Dia do Gamer reforça força da indústria e seus desafios

Apesar do crescimento contínuo, o mercado de jogos ainda tem vários desafios

Dia 29 de agosto é comemorado o Dia do Gamer (Foto: Pexels)

O Dia do Gamer, celebrado em 29 de agosto, marca a consolidação dos jogos digitais como uma das maiores indústrias do entretenimento mundial, superando cinema e música em faturamento e influência cultural.

No Brasil, o avanço acompanha o cenário global. Dados da Pesquisa Gamer Brasil 2024 (PGB2024) mostram que 73,9% da população consome jogos digitais, indicando um crescimento consistente e a consolidação do hábito no cotidiano.

O setor também segue em expansão econômica. Projeções da consultoria Newzoo apontam que o mercado global deve alcançar US$ 211,2 bilhões até 2025, impulsionado principalmente pelo segmento mobile. Já a Mordor Intelligence estima que o mercado de jogos em nuvem pode atingir US$ 6,80 bilhões até 2028, ampliando o acesso e transformando a forma como os usuários consomem games.
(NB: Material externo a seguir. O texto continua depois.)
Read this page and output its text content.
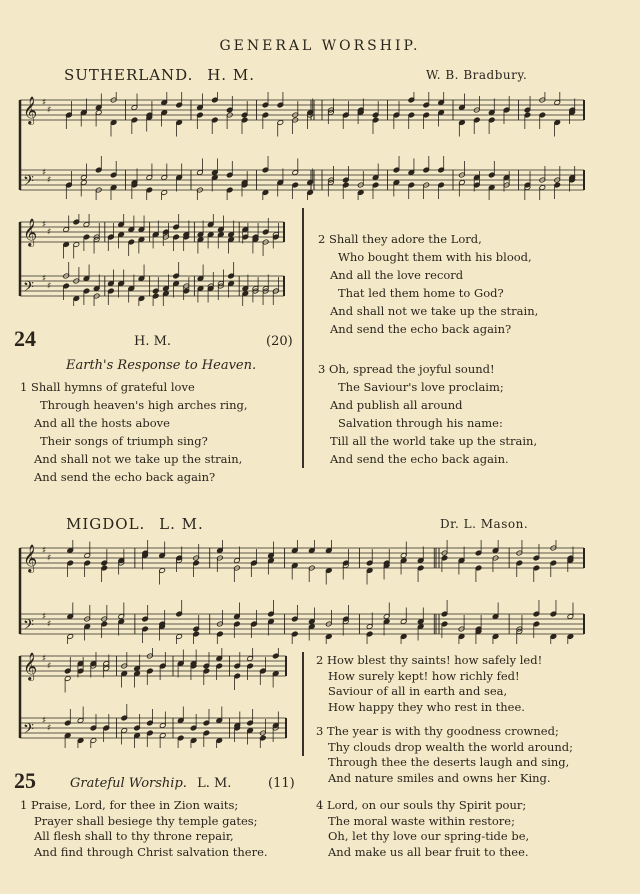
GENERAL WORSHIP.
SUTHERLAND. H. M.	W. B. Bradbury.
𝄞 ♯
♯
𝄢 ♯
♯
𝄞 ♯
♯
𝄢 ♯
♯
24	H. M.	(20)
Earth's Response to Heaven.
1 Shall hymns of grateful love
Through heaven's high arches ring,
And all the hosts above
Their songs of triumph sing?
And shall not we take up the strain,
And send the echo back again?
2 Shall they adore the Lord,
Who bought them with his blood,
And all the love record
That led them home to God?
And shall not we take up the strain,
And send the echo back again?
3 Oh, spread the joyful sound!
The Saviour's love proclaim;
And publish all around
Salvation through his name:
Till all the world take up the strain,
And send the echo back again.
MIGDOL. L. M.	Dr. L. Mason.
𝄞 ♯
♯
𝄢 ♯
♯
𝄞 ♯
♯
𝄢 ♯
♯
2 How blest thy saints! how safely led!
How surely kept! how richly fed!
Saviour of all in earth and sea,
How happy they who rest in thee.
3 The year is with thy goodness crowned;
Thy clouds drop wealth the world around;
Through thee the deserts laugh and sing,
And nature smiles and owns her King.
25	Grateful Worship. L. M.	(11)
1 Praise, Lord, for thee in Zion waits;
Prayer shall besiege thy temple gates;
All flesh shall to thy throne repair,
And find through Christ salvation there.
4 Lord, on our souls thy Spirit pour;
The moral waste within restore;
Oh, let thy love our spring-tide be,
And make us all bear fruit to thee.
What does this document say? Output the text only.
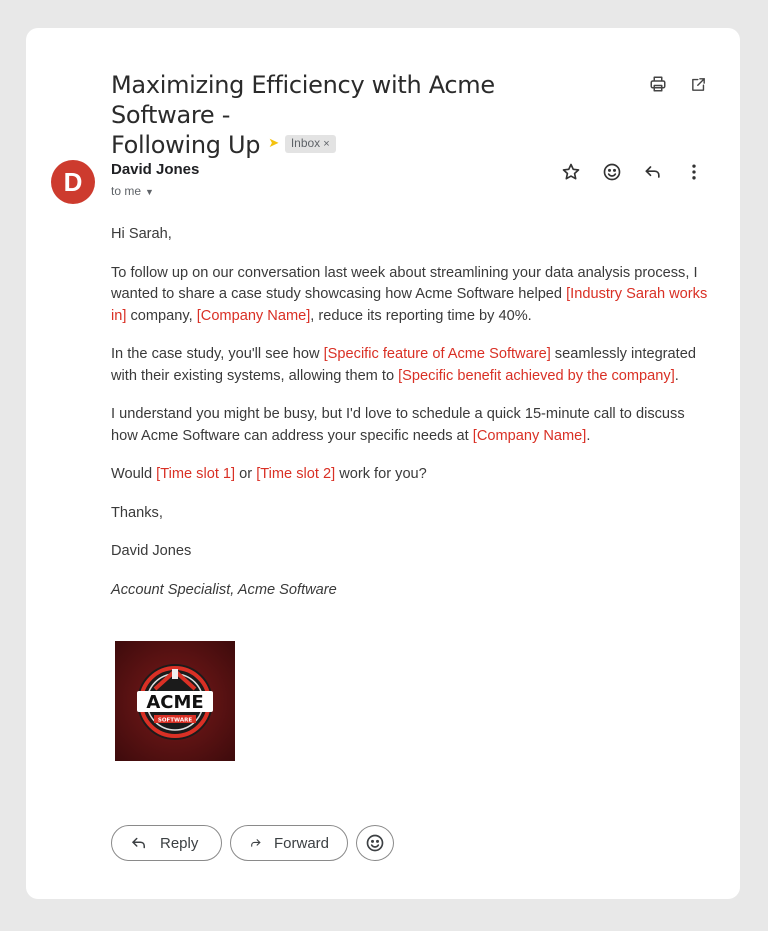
Maximizing Efficiency with Acme Software -
Following Up ➤ Inbox ×
D	David Jones
to me ▼

Hi Sarah,

To follow up on our conversation last week about streamlining your data analysis process, I wanted to share a case study showcasing how Acme Software helped [Industry Sarah works in] company, [Company Name], reduce its reporting time by 40%.

In the case study, you'll see how [Specific feature of Acme Software] seamlessly integrated with their existing systems, allowing them to [Specific benefit achieved by the company].

I understand you might be busy, but I'd love to schedule a quick 15-minute call to discuss how Acme Software can address your specific needs at [Company Name].

Would [Time slot 1] or [Time slot 2] work for you?

Thanks,

David Jones

Account Specialist, Acme Software

ACME
SOFTWARE
Reply	Forward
Mercado em expansão e público diversificado

O crescimento dos jogos digitais está diretamente ligado à diversidade de experiências oferecidas. Títulos de ação, aventura, esportes, simulação e estratégia atraem diferentes perfis de jogadores, ampliando o alcance do setor.
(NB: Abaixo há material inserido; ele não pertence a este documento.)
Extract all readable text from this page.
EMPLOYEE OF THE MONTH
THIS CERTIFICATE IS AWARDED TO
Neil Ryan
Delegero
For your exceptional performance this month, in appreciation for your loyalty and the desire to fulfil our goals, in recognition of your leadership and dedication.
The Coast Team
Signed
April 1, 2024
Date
No Brasil, os smartphones lideram como principal plataforma. Jogos como Free Fire, Candy Crush e FIFA Mobile figuram entre os mais populares. Nos consoles, franquias como FIFA, Grand Theft Auto e Call of Duty seguem dominando a preferência do público.

Além do entretenimento, os games passaram a ocupar espaço em áreas como educação e saúde. Jogos educativos, simuladores e experiências imersivas têm sido utilizados em processos de aprendizagem e desenvolvimento cognitivo, além de aplicações terapêuticas.
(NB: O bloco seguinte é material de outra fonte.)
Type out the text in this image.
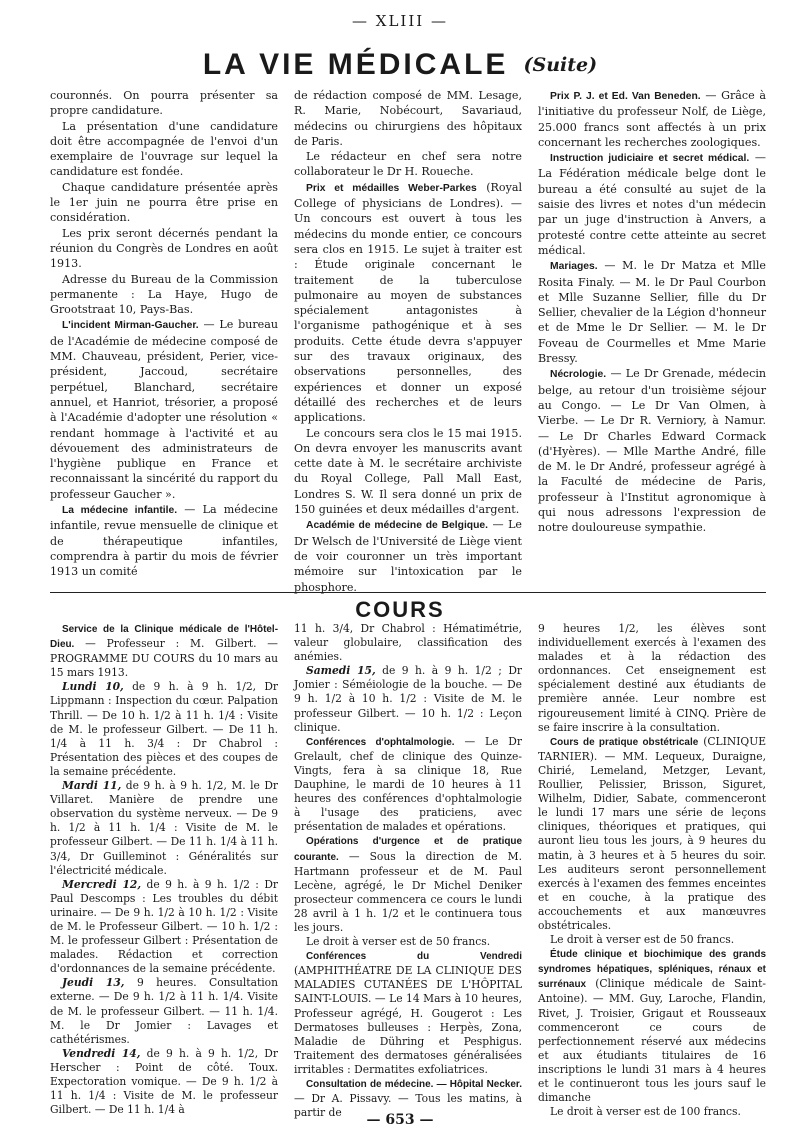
— XLIII —
LA VIE MÉDICALE (Suite)

couronnés. On pourra présenter sa propre candidature.

La présentation d'une candidature doit être accompagnée de l'envoi d'un exemplaire de l'ouvrage sur lequel la candidature est fondée.

Chaque candidature présentée après le 1er juin ne pourra être prise en considération.

Les prix seront décernés pendant la réunion du Congrès de Londres en août 1913.

Adresse du Bureau de la Commission permanente : La Haye, Hugo de Grootstraat 10, Pays-Bas.

L'incident Mirman-Gaucher. — Le bureau de l'Académie de médecine composé de MM. Chauveau, président, Perier, vice-président, Jaccoud, secrétaire perpétuel, Blanchard, secrétaire annuel, et Hanriot, trésorier, a proposé à l'Académie d'adopter une résolution « rendant hommage à l'activité et au dévouement des administrateurs de l'hygiène publique en France et reconnaissant la sincérité du rapport du professeur Gaucher ».

La médecine infantile. — La médecine infantile, revue mensuelle de clinique et de thérapeutique infantiles, comprendra à partir du mois de février 1913 un comité

de rédaction composé de MM. Lesage, R. Marie, Nobécourt, Savariaud, médecins ou chirurgiens des hôpitaux de Paris.

Le rédacteur en chef sera notre collaborateur le Dr H. Roueche.

Prix et médailles Weber-Parkes (Royal College of physicians de Londres). — Un concours est ouvert à tous les médecins du monde entier, ce concours sera clos en 1915. Le sujet à traiter est : Étude originale concernant le traitement de la tuberculose pulmonaire au moyen de substances spécialement antagonistes à l'organisme pathogénique et à ses produits. Cette étude devra s'appuyer sur des travaux originaux, des observations personnelles, des expériences et donner un exposé détaillé des recherches et de leurs applications.

Le concours sera clos le 15 mai 1915. On devra envoyer les manuscrits avant cette date à M. le secrétaire archiviste du Royal College, Pall Mall East, Londres S. W. Il sera donné un prix de 150 guinées et deux médailles d'argent.

Académie de médecine de Belgique. — Le Dr Welsch de l'Université de Liège vient de voir couronner un très important mémoire sur l'intoxication par le phosphore.

Prix P. J. et Ed. Van Beneden. — Grâce à l'initiative du professeur Nolf, de Liège, 25.000 francs sont affectés à un prix concernant les recherches zoologiques.

Instruction judiciaire et secret médical. — La Fédération médicale belge dont le bureau a été consulté au sujet de la saisie des livres et notes d'un médecin par un juge d'instruction à Anvers, a protesté contre cette atteinte au secret médical.

Mariages. — M. le Dr Matza et Mlle Rosita Finaly. — M. le Dr Paul Courbon et Mlle Suzanne Sellier, fille du Dr Sellier, chevalier de la Légion d'honneur et de Mme le Dr Sellier. — M. le Dr Foveau de Courmelles et Mme Marie Bressy.

Nécrologie. — Le Dr Grenade, médecin belge, au retour d'un troisième séjour au Congo. — Le Dr Van Olmen, à Vierbe. — Le Dr R. Verniory, à Namur. — Le Dr Charles Edward Cormack (d'Hyères). — Mlle Marthe André, fille de M. le Dr André, professeur agrégé à la Faculté de médecine de Paris, professeur à l'Institut agronomique à qui nous adressons l'expression de notre douloureuse sympathie.

COURS

Service de la Clinique médicale de l'Hôtel-Dieu. — Professeur : M. Gilbert. — PROGRAMME DU COURS du 10 mars au 15 mars 1913.

Lundi 10, de 9 h. à 9 h. 1/2, Dr Lippmann : Inspection du cœur. Palpation Thrill. — De 10 h. 1/2 à 11 h. 1/4 : Visite de M. le professeur Gilbert. — De 11 h. 1/4 à 11 h. 3/4 : Dr Chabrol : Présentation des pièces et des coupes de la semaine précédente.

Mardi 11, de 9 h. à 9 h. 1/2, M. le Dr Villaret. Manière de prendre une observation du système nerveux. — De 9 h. 1/2 à 11 h. 1/4 : Visite de M. le professeur Gilbert. — De 11 h. 1/4 à 11 h. 3/4, Dr Guilleminot : Généralités sur l'électricité médicale.

Mercredi 12, de 9 h. à 9 h. 1/2 : Dr Paul Descomps : Les troubles du débit urinaire. — De 9 h. 1/2 à 10 h. 1/2 : Visite de M. le Professeur Gilbert. — 10 h. 1/2 : M. le professeur Gilbert : Présentation de malades. Rédaction et correction d'ordonnances de la semaine précédente.

Jeudi 13, 9 heures. Consultation externe. — De 9 h. 1/2 à 11 h. 1/4. Visite de M. le professeur Gilbert. — 11 h. 1/4. M. le Dr Jomier : Lavages et cathétérismes.

Vendredi 14, de 9 h. à 9 h. 1/2, Dr Herscher : Point de côté. Toux. Expectoration vomique. — De 9 h. 1/2 à 11 h. 1/4 : Visite de M. le professeur Gilbert. — De 11 h. 1/4 à

11 h. 3/4, Dr Chabrol : Hématimétrie, valeur globulaire, classification des anémies.

Samedi 15, de 9 h. à 9 h. 1/2 ; Dr Jomier : Séméiologie de la bouche. — De 9 h. 1/2 à 10 h. 1/2 : Visite de M. le professeur Gilbert. — 10 h. 1/2 : Leçon clinique.

Conférences d'ophtalmologie. — Le Dr Grelault, chef de clinique des Quinze-Vingts, fera à sa clinique 18, Rue Dauphine, le mardi de 10 heures à 11 heures des conférences d'ophtalmologie à l'usage des praticiens, avec présentation de malades et opérations.

Opérations d'urgence et de pratique courante. — Sous la direction de M. Hartmann professeur et de M. Paul Lecène, agrégé, le Dr Michel Deniker prosecteur commencera ce cours le lundi 28 avril à 1 h. 1/2 et le continuera tous les jours.

Le droit à verser est de 50 francs.

Conférences du Vendredi (AMPHITHÉATRE DE LA CLINIQUE DES MALADIES CUTANÉES DE L'HÔPITAL SAINT-LOUIS. — Le 14 Mars à 10 heures, Professeur agrégé, H. Gougerot : Les Dermatoses bulleuses : Herpès, Zona, Maladie de Dühring et Pesphigus. Traitement des dermatoses généralisées irritables : Dermatites exfoliatrices.

Consultation de médecine. — Hôpital Necker. — Dr A. Pissavy. — Tous les matins, à partir de

9 heures 1/2, les élèves sont individuellement exercés à l'examen des malades et à la rédaction des ordonnances. Cet enseignement est spécialement destiné aux étudiants de première année. Leur nombre est rigoureusement limité à CINQ. Prière de se faire inscrire à la consultation.

Cours de pratique obstétricale (CLINIQUE TARNIER). — MM. Lequeux, Duraigne, Chirié, Lemeland, Metzger, Levant, Roullier, Pelissier, Brisson, Siguret, Wilhelm, Didier, Sabate, commenceront le lundi 17 mars une série de leçons cliniques, théoriques et pratiques, qui auront lieu tous les jours, à 9 heures du matin, à 3 heures et à 5 heures du soir. Les auditeurs seront personnellement exercés à l'examen des femmes enceintes et en couche, à la pratique des accouchements et aux manœuvres obstétricales.

Le droit à verser est de 50 francs.

Étude clinique et biochimique des grands syndromes hépatiques, spléniques, rénaux et surrénaux (Clinique médicale de Saint-Antoine). — MM. Guy, Laroche, Flandin, Rivet, J. Troisier, Grigaut et Rousseaux commenceront ce cours de perfectionnement réservé aux médecins et aux étudiants titulaires de 16 inscriptions le lundi 31 mars à 4 heures et le continueront tous les jours sauf le dimanche

Le droit à verser est de 100 francs.

— 653 —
Outro fator relevante é o crescimento dos eSports, que transformaram o ato de jogar em profissão. Competições internacionais movimentam milhões e criam oportunidades para atletas, técnicos, narradores e profissionais de marketing.

Desigualdade ainda é desafio no setor

Apesar do avanço, a indústria ainda enfrenta obstáculos importantes, especialmente relacionados à inclusão. As mulheres representam 50,9% dos jogadores no Brasil, e 57% delas se consideram gamers, segundo a PGB2024. Ainda assim, a presença feminina segue limitada em áreas técnicas e no cenário competitivo.

“Reconhecimento é a parte mais difícil na carreira de uma mulher gamer”, afirma Luiza Trindade, também conhecida como Croft, gerente de e-sports do Team Solid. “Ainda existe uma desconfiança enorme em relação à qualidade do trabalho das jogadoras. Isso só fortalece o discurso machista de que elas são boas demais para serem mulheres. Além disso, as premiações em campeonatos femininos muitas vezes são baixas, inviabilizando a manutenção de um cenário competitivo forte”, completa.

A fala reflete um cenário que vem sendo discutido globalmente, com iniciativas recentes buscando ampliar diversidade e inclusão dentro da indústria.

Monetização e saúde entram no debate

Outro ponto de atenção está nos modelos de monetização. O uso crescente de microtransações, passes de batalha e conteúdos pagos dentro dos jogos gera discussões sobre equilíbrio competitivo e experiência do usuário.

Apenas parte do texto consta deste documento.